Write an async-native auth backend

When your authentication path is itself I/O-bound — calling out to an IDP, querying a remote token introspection endpoint, fetching JWKs over HTTP — you want the validation to happen on the event loop, not in a thread. Declare the backend's methods async def and the dispatcher awaits them directly.

import httpx
from django.http import HttpRequest

from rest_framework_mcp import MCPAuthBackend, TokenInfo


class IntrospectingAuthBackend:
    """RFC 7662 token introspection against a remote IDP."""

    def __init__(self, *, introspection_url: str, client_id: str, client_secret: str) -> None:
        self._url = introspection_url
        self._auth = httpx.BasicAuth(client_id, client_secret)
        # Reuse the connection pool across requests — one client per backend
        # instance, lifetime tied to the MCPServer.
        self._client = httpx.AsyncClient(timeout=2.0)
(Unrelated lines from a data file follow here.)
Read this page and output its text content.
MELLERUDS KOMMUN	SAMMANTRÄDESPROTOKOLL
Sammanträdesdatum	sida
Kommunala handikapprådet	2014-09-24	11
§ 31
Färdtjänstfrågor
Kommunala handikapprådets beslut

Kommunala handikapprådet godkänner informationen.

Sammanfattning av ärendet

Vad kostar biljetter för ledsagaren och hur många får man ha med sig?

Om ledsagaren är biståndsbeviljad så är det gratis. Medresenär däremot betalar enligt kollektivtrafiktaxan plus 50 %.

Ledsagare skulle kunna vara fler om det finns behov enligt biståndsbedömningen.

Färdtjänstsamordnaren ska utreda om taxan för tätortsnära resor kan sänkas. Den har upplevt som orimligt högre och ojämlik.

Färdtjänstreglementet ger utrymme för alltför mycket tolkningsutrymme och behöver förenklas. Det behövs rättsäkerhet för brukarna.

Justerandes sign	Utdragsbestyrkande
    async def authenticate(self, request: HttpRequest) -> TokenInfo | None:
        header: str = request.META.get("HTTP_AUTHORIZATION", "")
        if not header.lower().startswith("bearer "):
            return None
        token = header.split(" ", 1)[1].strip()
        if not token:
            return None

        response = await self._client.post(
            self._url, data={"token": token}, auth=self._auth
        )
        if response.status_code != 200:
            return None
        claims = response.json()
        if not claims.get("active"):
            return None

        return TokenInfo(
            user=claims.get("sub"),
            scopes=tuple(claims.get("scope", "").split()),
            audience=claims.get("aud"),
            raw=claims,
        )

    def protected_resource_metadata(self) -> dict:
        return {
            "resource": "https://example.com/mcp/",
            "authorization_servers": ["https://idp.example/"],
            "bearer_methods_supported": ["header"],
        }

    def www_authenticate_challenge(self, *, scopes=None, error=None) -> str:
        parts = ['Bearer realm="mcp"']
        if error:
            parts.append(f'error="{error}"')
        if scopes:
            parts.append(f'scope="{" ".join(scopes)}"')
        return ", ".join(parts)

Wire it into the server:

from rest_framework_mcp import MCPServer

server = MCPServer(
    name="my-app",
    auth_backend=IntrospectingAuthBackend(
        introspection_url="https://idp.example/oauth/introspect/",
        client_id="my-resource-server",
        client_secret="…",
    ),
)

Mount under async_urls so the backend's authenticate is awaited directly instead of being wrapped in sync_to_async:

urlpatterns = [path("mcp/", include(server.async_urls))]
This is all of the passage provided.